Qu’est-ce que tu t’imaginais ? Que si tu te montrais aussi héroïque que Miles, ils te traiteraient comme lui ? Qu’ils seraient obligés de t’aimer ?

Et qui étaient ces ils ? Les Dendariis ? Miles lui-même ? Ou bien, derrière Miles, ces ombres sinistres et fascinantes, le comte et la comtesse Vorkosigan ?

L’image qu’il avait des parents de Miles était brouillée, incertaine. Galen le fanatique les lui avait présentés : ses pires ennemis, des monstres, le Boucher de Komarr et sa femme virago. Pourtant, dans son souci de parfaire « l’éducation » de Mark, il les lui avait fait étudier, lui avait montré des documents inédits, leurs écrits, leurs discours publics, des vids privés. À l’évidence, les parents de Miles étaient des personnages complexes, sûrement pas des saints, mais sûrement pas non plus le sodomite baveux et sadique et la putain meurtrière que Galen maudissait en permanence dans sa paranoïa enragée. Sur les vids, le comte Aral Vorkosigan apparaissait comme un homme aux cheveux gris, lourdement charpenté avec des yeux intenses enfoncés dans un visage massif. Sa voix était riche, rauque et posée. La comtesse Cordélia Vorkosigan prenait beaucoup moins souvent la parole. C’était une femme de grande taille aux yeux gris, à la chevelure rousse, trop puissante pour qu’on la dise jolie. D’ailleurs, à strictement parler, elle n’était pas belle et pourtant, elle le paraissait.

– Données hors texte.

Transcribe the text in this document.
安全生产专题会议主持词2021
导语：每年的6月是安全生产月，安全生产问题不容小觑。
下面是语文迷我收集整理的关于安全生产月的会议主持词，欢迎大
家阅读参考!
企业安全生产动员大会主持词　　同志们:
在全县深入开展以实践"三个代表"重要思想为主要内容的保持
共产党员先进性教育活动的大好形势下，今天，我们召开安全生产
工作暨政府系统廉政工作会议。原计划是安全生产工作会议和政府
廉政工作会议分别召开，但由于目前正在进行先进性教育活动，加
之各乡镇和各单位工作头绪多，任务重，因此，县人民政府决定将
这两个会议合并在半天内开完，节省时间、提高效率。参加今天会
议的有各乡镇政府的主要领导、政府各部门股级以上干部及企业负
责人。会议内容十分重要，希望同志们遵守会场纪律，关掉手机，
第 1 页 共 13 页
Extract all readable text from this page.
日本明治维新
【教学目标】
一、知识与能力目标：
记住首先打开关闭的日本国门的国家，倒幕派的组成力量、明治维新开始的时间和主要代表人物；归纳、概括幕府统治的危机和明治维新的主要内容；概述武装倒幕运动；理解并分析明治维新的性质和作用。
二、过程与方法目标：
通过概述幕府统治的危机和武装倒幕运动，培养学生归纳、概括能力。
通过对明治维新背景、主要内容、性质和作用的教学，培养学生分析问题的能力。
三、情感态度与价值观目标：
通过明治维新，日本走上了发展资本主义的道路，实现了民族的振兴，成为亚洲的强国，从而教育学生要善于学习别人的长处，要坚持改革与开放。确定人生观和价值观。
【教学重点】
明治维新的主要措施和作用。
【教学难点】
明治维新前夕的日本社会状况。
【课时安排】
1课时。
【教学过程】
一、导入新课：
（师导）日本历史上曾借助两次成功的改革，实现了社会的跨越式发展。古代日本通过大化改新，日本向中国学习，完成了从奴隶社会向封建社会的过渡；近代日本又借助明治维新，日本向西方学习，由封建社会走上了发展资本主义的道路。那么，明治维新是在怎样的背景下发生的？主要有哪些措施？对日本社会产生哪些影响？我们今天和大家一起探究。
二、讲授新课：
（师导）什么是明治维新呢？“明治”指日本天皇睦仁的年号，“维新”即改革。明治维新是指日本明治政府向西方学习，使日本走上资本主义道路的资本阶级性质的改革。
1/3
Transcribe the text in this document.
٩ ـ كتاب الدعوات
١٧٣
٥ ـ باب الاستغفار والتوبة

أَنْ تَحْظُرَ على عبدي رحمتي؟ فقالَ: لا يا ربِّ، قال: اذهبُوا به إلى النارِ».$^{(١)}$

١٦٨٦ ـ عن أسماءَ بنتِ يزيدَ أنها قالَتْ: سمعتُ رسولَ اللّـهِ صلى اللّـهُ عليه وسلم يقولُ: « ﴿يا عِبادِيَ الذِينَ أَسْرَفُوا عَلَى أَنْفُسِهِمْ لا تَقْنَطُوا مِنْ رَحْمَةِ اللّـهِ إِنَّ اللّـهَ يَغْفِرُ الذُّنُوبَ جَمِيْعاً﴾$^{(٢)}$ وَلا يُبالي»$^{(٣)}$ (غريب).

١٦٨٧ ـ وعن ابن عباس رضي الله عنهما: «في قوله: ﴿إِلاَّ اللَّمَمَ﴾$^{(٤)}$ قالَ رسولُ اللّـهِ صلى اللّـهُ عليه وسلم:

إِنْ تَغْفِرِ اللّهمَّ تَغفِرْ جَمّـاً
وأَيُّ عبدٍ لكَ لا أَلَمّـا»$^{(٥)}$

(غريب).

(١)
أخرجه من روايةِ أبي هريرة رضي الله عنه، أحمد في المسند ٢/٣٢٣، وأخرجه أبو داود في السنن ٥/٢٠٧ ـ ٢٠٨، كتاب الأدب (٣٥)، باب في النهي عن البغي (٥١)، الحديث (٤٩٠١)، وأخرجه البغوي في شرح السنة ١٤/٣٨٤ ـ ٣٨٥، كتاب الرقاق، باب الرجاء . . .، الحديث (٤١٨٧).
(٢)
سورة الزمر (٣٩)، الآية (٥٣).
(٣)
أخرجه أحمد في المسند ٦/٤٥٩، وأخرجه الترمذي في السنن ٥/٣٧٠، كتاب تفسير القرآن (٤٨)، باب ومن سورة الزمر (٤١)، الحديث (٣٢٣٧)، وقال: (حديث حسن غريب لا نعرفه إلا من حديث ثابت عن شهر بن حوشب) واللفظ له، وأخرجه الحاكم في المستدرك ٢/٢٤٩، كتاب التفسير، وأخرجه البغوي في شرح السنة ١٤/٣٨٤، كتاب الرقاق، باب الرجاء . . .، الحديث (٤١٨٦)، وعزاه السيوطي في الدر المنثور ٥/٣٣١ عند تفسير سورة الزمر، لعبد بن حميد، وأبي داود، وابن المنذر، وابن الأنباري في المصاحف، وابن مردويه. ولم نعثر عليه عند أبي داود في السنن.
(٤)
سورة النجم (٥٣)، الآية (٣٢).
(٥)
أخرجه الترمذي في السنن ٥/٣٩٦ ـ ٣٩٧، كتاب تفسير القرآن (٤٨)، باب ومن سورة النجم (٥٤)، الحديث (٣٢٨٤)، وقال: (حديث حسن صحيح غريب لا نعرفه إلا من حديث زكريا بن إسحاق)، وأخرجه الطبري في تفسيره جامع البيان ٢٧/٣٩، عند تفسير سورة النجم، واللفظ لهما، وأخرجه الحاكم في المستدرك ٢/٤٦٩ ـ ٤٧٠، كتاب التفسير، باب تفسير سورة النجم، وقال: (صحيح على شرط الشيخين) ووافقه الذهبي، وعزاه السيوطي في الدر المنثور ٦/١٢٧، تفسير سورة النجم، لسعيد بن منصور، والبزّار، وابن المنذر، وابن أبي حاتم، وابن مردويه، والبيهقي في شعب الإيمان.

Et voilà que Bothari-Jesek menaçait de le livrer à eux…

Il s’assit et alluma la lumière. Un rapide regard circulaire ne lui révéla rien avec quoi il pourrait se suicider. Pas d’armes ni de lames – les Dendariis l’avaient désarmé dès qu’il avait mis pied à bord. Rien à quoi il pouvait se pendre, ni corde, ni ceinture, ni crochet. Se faire bouillir dans la douche serait ridicule, la cabine était équipée d’un dispositif de sécurité : le capteur arrêterait immédiatement le jet si sa température dépassait les tolérances physiologiques. Il se recoucha.